Örneğin, Gana’daki LGBT+ karşıtı yasa tasarısı küresel dini hareketlerle bağlantılı ve buna karşı Siyah feminist dayanışması daha da önemli. Dayanışma aynı zamanda güçlü işbirliklerini teşvik etmek ve sürdürmek ve birlikte daha özgür, daha nazik sistemler inşa etmek gibi görünüyor. Ancak, bunu etik ve anlamlı bir şekilde yapmak için, farklılık ve benzerliklerin dürüst ve açık bir şekilde tartışılarak karşılıklı saygı ruhu içinde olması gerekir; bakım ve karşılıklı destek.

feminizm-gana-nana-akosua-hanson
Gana, Accra’daki Kempinski Otel’de düzenlenen Kuzeydoğu Küresel Liderlik Zirvesi’ne katılım. (Alyssa Stone / Kuzeydoğu Üniversitesi)

Jean-Charles: Lütfen mevcut projelerinizden bazıları ve gelecekte işinizin nereye gittiğini gördüğünüz hakkında daha fazla bilgi paylaşın.

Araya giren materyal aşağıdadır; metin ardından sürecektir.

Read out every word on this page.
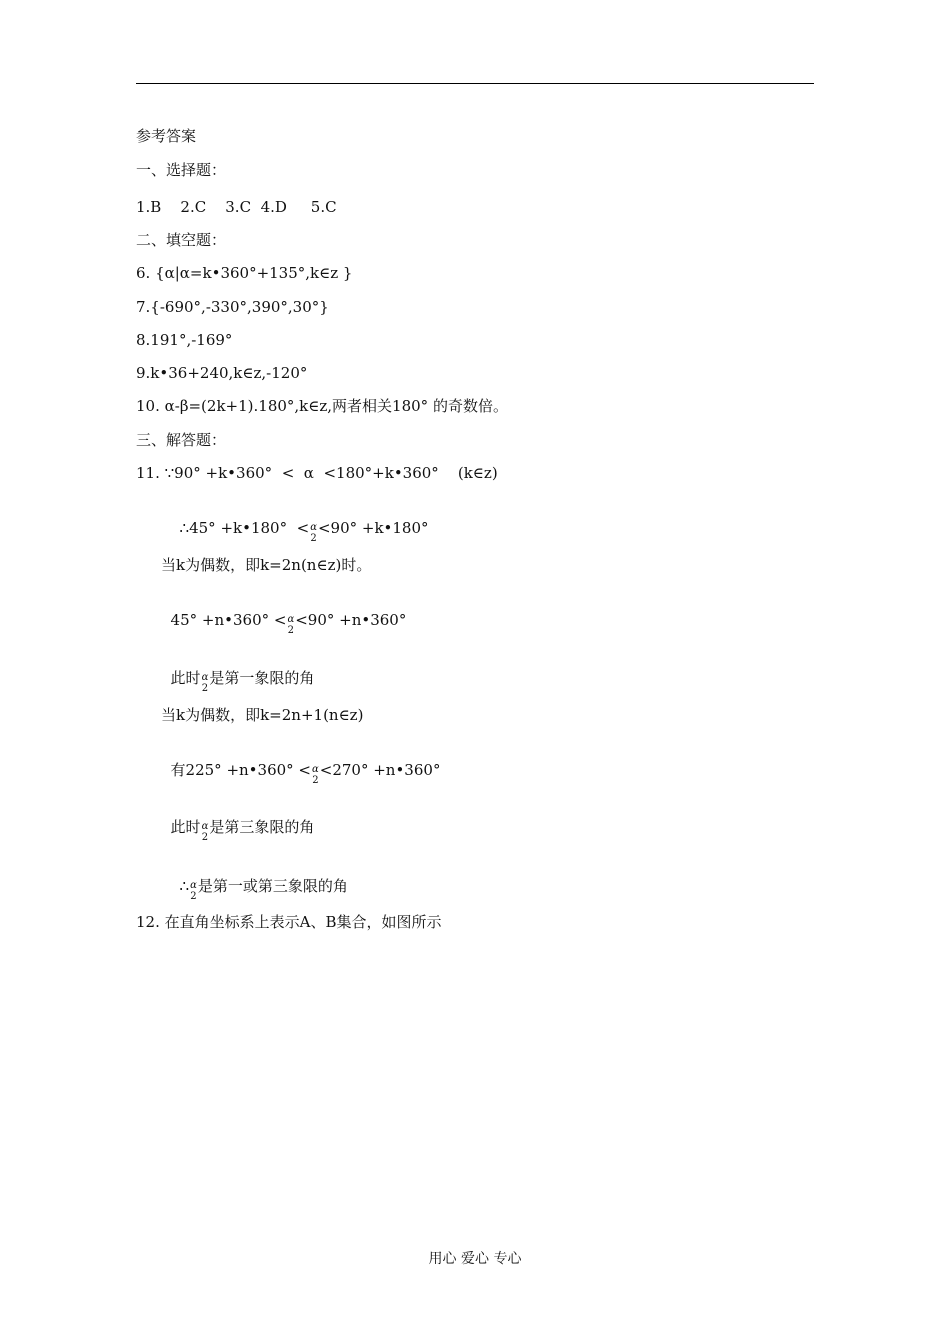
参考答案
一、选择题：
1.B    2.C    3.C  4.D     5.C
二、填空题：
6. {α|α=k•360°+135°,k∈z }
7.{-690°,-330°,390°,30°}
8.191°,-169°
9.k•36+240,k∈z,-120°
10. α-β=(2k+1).180°,k∈z,两者相关180° 的奇数倍。
三、解答题：
11. ∵90° +k•360°  <  α  <180°+k•360°    (k∈z)

∴45° +k•180°  < α
2
<90° +k•180°

当k为偶数，即k=2n(n∈z)时。

45° +n•360° < α
2
<90° +n•360°

此时 α
2
是第一象限的角

当k为偶数，即k=2n+1(n∈z)

有225° +n•360° < α
2
<270° +n•360°

此时 α
2
是第三象限的角

∴ α
2
是第一或第三象限的角

12. 在直角坐标系上表示A、B集合，如图所示
用心 爱心 专心
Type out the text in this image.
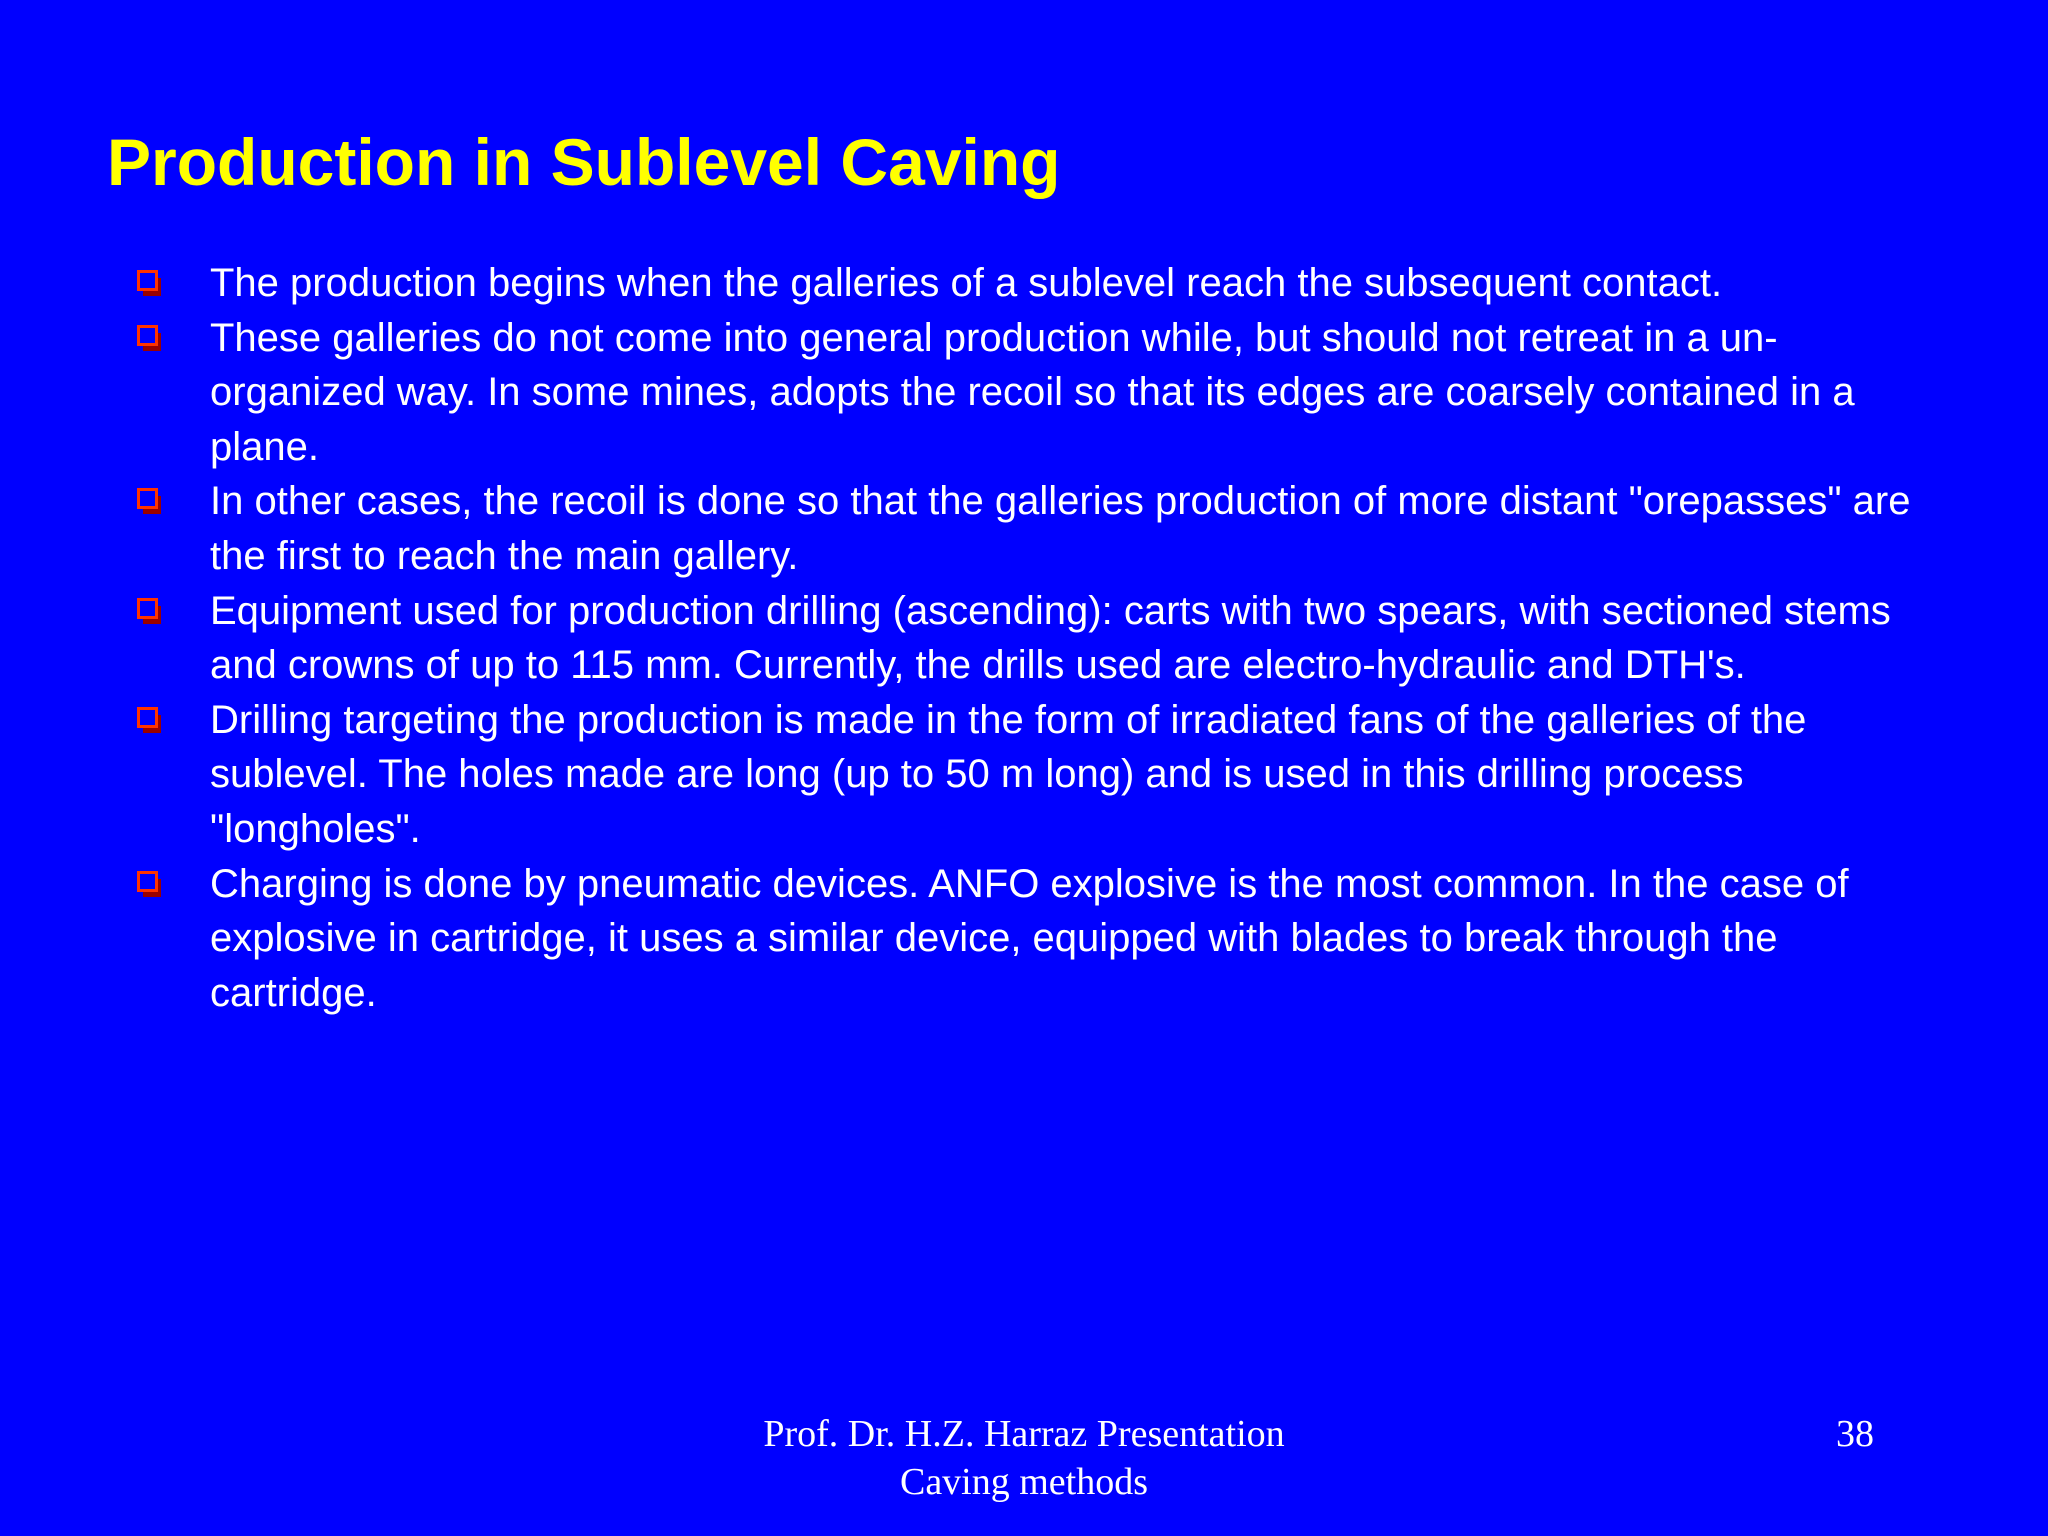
Production in Sublevel Caving
The production begins when the galleries of a sublevel reach the subsequent contact.
These galleries do not come into general production while, but should not retreat in a un-organized way. In some mines, adopts the recoil so that its edges are coarsely contained in a plane.
In other cases, the recoil is done so that the galleries production of more distant "orepasses" are the first to reach the main gallery.
Equipment used for production drilling (ascending): carts with two spears, with sectioned stems and crowns of up to 115 mm. Currently, the drills used are electro-hydraulic and DTH's.
Drilling targeting the production is made in the form of irradiated fans of the galleries of the sublevel. The holes made are long (up to 50 m long) and is used in this drilling process "longholes".
Charging is done by pneumatic devices. ANFO explosive is the most common. In the case of explosive in cartridge, it uses a similar device, equipped with blades to break through the cartridge.
Prof. Dr. H.Z. Harraz Presentation
Caving methods
38
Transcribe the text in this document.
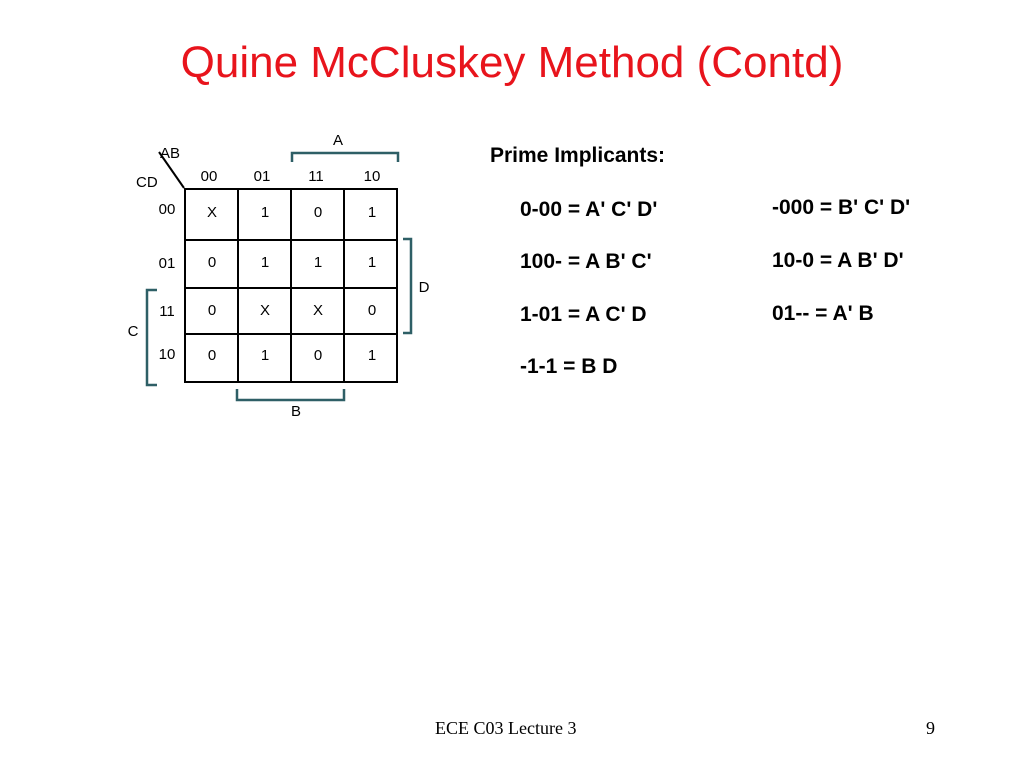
Quine McCluskey Method (Contd)
AB
CD	00 01	11	10
00
01
11
10
X	1	0	1
0	1	1	1
0	X	X	0
0	1	0	1
A
B
C
D
Prime Implicants:
0-00 = A' C' D'
100- = A B' C'
1-01 = A C' D
-1-1 = B D
-000 = B' C' D'
10-0 = A B' D'
01-- = A' B
ECE C03 Lecture 3	9
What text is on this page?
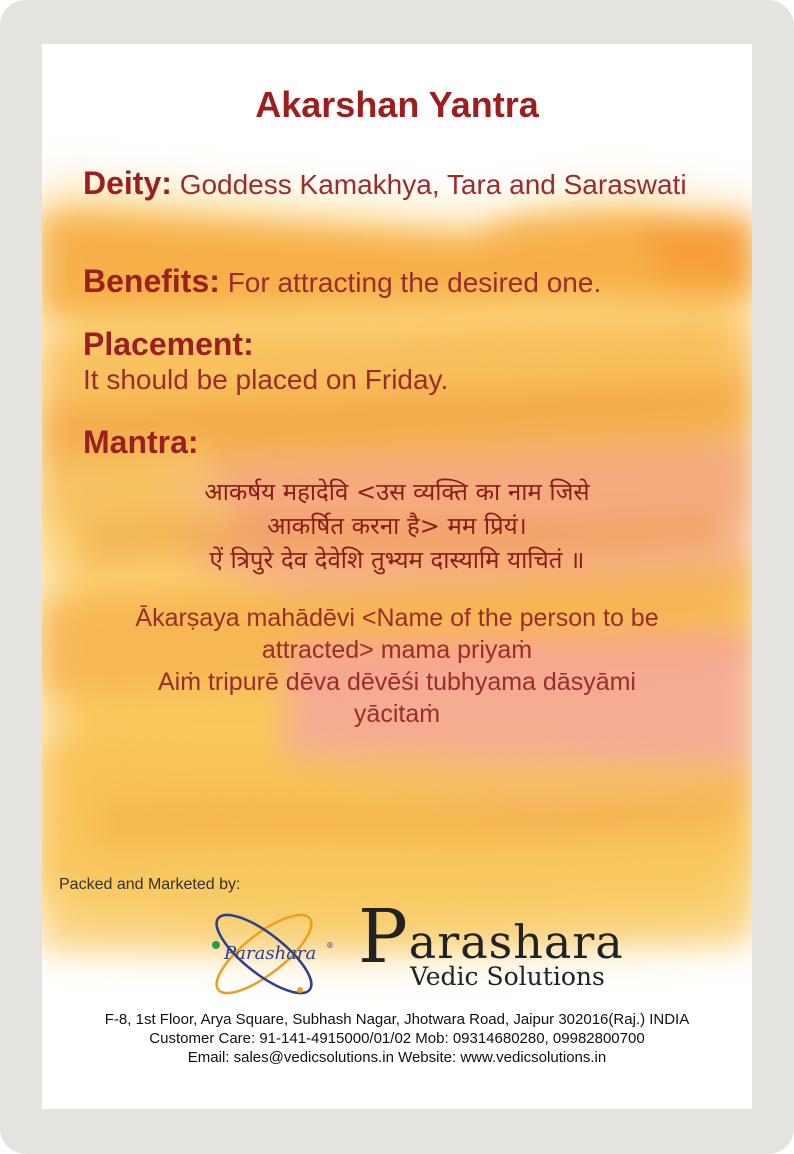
Akarshan Yantra
Deity: Goddess Kamakhya, Tara and Saraswati
Benefits: For attracting the desired one.
Placement:
It should be placed on Friday.
Mantra:
आकर्षय महादेवि <उस व्यक्ति का नाम जिसे
आकर्षित करना है> मम प्रियं।
ऐं त्रिपुरे देव देवेशि तुभ्यम दास्यामि याचितं ॥
Ākarṣaya mahādēvi <Name of the person to be
attracted> mama priyaṁ
Aiṁ tripurē dēva dēvēśi tubhyama dāsyāmi
yācitaṁ
Packed and Marketed by:
Parashara ® Parashara
Vedic Solutions
F-8, 1st Floor, Arya Square, Subhash Nagar, Jhotwara Road, Jaipur 302016(Raj.) INDIA
Customer Care: 91-141-4915000/01/02 Mob: 09314680280, 09982800700
Email: sales@vedicsolutions.in Website: www.vedicsolutions.in
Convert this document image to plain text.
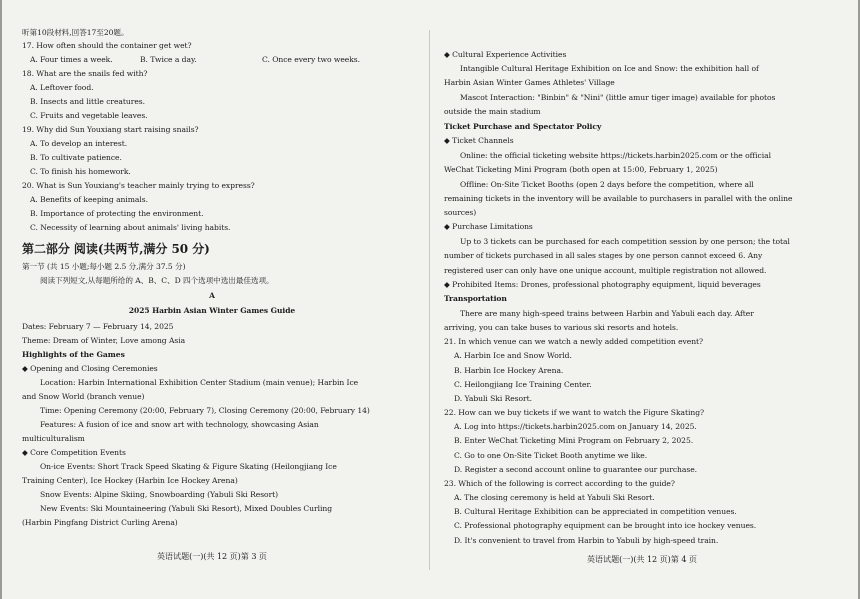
听第10段材料,回答17至20题。
17. How often should the container get wet?
A. Four times a week.	B. Twice a day.	C. Once every two weeks.
18. What are the snails fed with?
A. Leftover food.
B. Insects and little creatures.
C. Fruits and vegetable leaves.
19. Why did Sun Youxiang start raising snails?
A. To develop an interest.
B. To cultivate patience.
C. To finish his homework.
20. What is Sun Youxiang's teacher mainly trying to express?
A. Benefits of keeping animals.
B. Importance of protecting the environment.
C. Necessity of learning about animals' living habits.
第二部分 阅读(共两节,满分 50 分)
第一节 (共 15 小题;每小题 2.5 分,满分 37.5 分)
阅读下列短文,从每题所给的 A、B、C、D 四个选项中选出最佳选项。
A
2025 Harbin Asian Winter Games Guide
Dates: February 7 — February 14, 2025
Theme: Dream of Winter, Love among Asia
Highlights of the Games
◆ Opening and Closing Ceremonies
Location: Harbin International Exhibition Center Stadium (main venue); Harbin Ice
and Snow World (branch venue)
Time: Opening Ceremony (20:00, February 7), Closing Ceremony (20:00, February 14)
Features: A fusion of ice and snow art with technology, showcasing Asian
multiculturalism
◆ Core Competition Events
On-ice Events: Short Track Speed Skating & Figure Skating (Heilongjiang Ice
Training Center), Ice Hockey (Harbin Ice Hockey Arena)
Snow Events: Alpine Skiing, Snowboarding (Yabuli Ski Resort)
New Events: Ski Mountaineering (Yabuli Ski Resort), Mixed Doubles Curling
(Harbin Pingfang District Curling Arena)
英语试题(一)(共 12 页)第 3 页
◆ Cultural Experience Activities
Intangible Cultural Heritage Exhibition on Ice and Snow: the exhibition hall of
Harbin Asian Winter Games Athletes' Village
Mascot Interaction: "Binbin" & "Nini" (little amur tiger image) available for photos
outside the main stadium
Ticket Purchase and Spectator Policy
◆ Ticket Channels
Online: the official ticketing website https://tickets.harbin2025.com or the official
WeChat Ticketing Mini Program (both open at 15:00, February 1, 2025)
Offline: On-Site Ticket Booths (open 2 days before the competition, where all
remaining tickets in the inventory will be available to purchasers in parallel with the online
sources)
◆ Purchase Limitations
Up to 3 tickets can be purchased for each competition session by one person; the total
number of tickets purchased in all sales stages by one person cannot exceed 6. Any
registered user can only have one unique account, multiple registration not allowed.
◆ Prohibited Items: Drones, professional photography equipment, liquid beverages
Transportation
There are many high-speed trains between Harbin and Yabuli each day. After
arriving, you can take buses to various ski resorts and hotels.
21. In which venue can we watch a newly added competition event?
A. Harbin Ice and Snow World.
B. Harbin Ice Hockey Arena.
C. Heilongjiang Ice Training Center.
D. Yabuli Ski Resort.
22. How can we buy tickets if we want to watch the Figure Skating?
A. Log into https://tickets.harbin2025.com on January 14, 2025.
B. Enter WeChat Ticketing Mini Program on February 2, 2025.
C. Go to one On-Site Ticket Booth anytime we like.
D. Register a second account online to guarantee our purchase.
23. Which of the following is correct according to the guide?
A. The closing ceremony is held at Yabuli Ski Resort.
B. Cultural Heritage Exhibition can be appreciated in competition venues.
C. Professional photography equipment can be brought into ice hockey venues.
D. It's convenient to travel from Harbin to Yabuli by high-speed train.
英语试题(一)(共 12 页)第 4 页
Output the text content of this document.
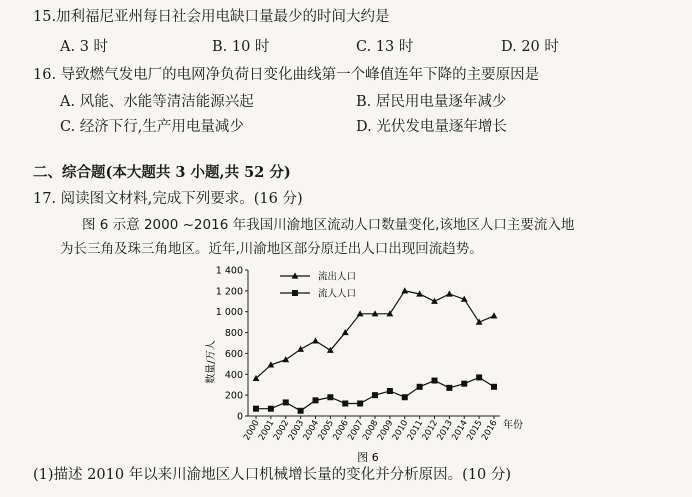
15.加利福尼亚州每日社会用电缺口量最少的时间大约是
A. 3 时	B. 10 时	C. 13 时	D. 20 时
16. 导致燃气发电厂的电网净负荷日变化曲线第一个峰值连年下降的主要原因是
A. 风能、水能等清洁能源兴起	B. 居民用电量逐年减少
C. 经济下行,生产用电量减少	D. 光伏发电量逐年增长
二、综合题(本大题共 3 小题,共 52 分)
17. 阅读图文材料,完成下列要求。(16 分)
图 6 示意 2000 ~2016 年我国川渝地区流动人口数量变化,该地区人口主要流入地
为长三角及珠三角地区。近年,川渝地区部分原迁出人口出现回流趋势。
0
200
400
600
800
1 000
1 200
1 400
2000
2001
2002
2003
2004
2005
2006
2007
2008
2009
2010
2011
2012
2013
2014
2015
2016
流出人口
流人人口
数量/万人
年份
图 6
(1)描述 2010 年以来川渝地区人口机械增长量的变化并分析原因。(10 分)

Akosua Hanson: ay kızları en son yaratıcı projem. Bu, ataerkilliğin şiddetinden, dini hoşgörüsüzlükten, yozlaşmadan ve çevresel yıkımdan arınmış bir Afrika için felsefi ve fiziksel bir savaş veren, çeşitli süper güçlere sahip dört kadın süper kahramanın maceralarını takip eden yetişkinlere yönelik bir çizgi roman serisidir. Bu yıl üçüncü sezonunu başlattık. ay kızları. Biz buna diyoruz Ay Kızlarının Kökeni Hikayeleri ve sömürge öncesi Afrika toplumlarını, Afrika folklorunu ve mitolojisini derinlemesine araştırıyor. adresindeki tüm bölümleri okuyun ay kızları.live ve “Sonraki Düşünceler” bölümünde bize bir kelime bırakın!

Bir sonraki:

ABD demokrasisi, kürtaj haklarının sona ermesinden, ücret eşitliği ve ebeveyn izni eksikliğine, hızla artan anne ölümlerine ve trans sağlığına yönelik saldırılara kadar tehlikeli bir bükülme noktasında. Kontrolsüz bırakıldığında, bu krizler siyasi katılım ve temsilde daha büyük boşluklara yol açacaktır. 50 yıldır Hanım. ön saflardan habercilik, isyan ve doğruyu söyleme, Eşit Haklar Değişikliğini savunma ve en çok etkilenenlerin hikayelerini merkeze alma gibi feminist gazeteciliği şekillendiriyor. Eşitlik için söz konusu olan her şeyle, önümüzdeki 50 yıl için taahhüdümüzü iki katına çıkarıyoruz. Buna karşılık, yardımınıza ihtiyacımız var, Destek Hanım. bugün bir bağışla – sizin için anlamlı olan herhangi bir miktar. kadar az için her ay 5 dolare-bültenlerimiz, eylem uyarılarımız ve davetlerimizle birlikte basılı dergiyi alacaksınız. Hanım. Stüdyo etkinlikleri ve podcast’ler. Sadakatiniz ve gaddarlığınız için minnettarız.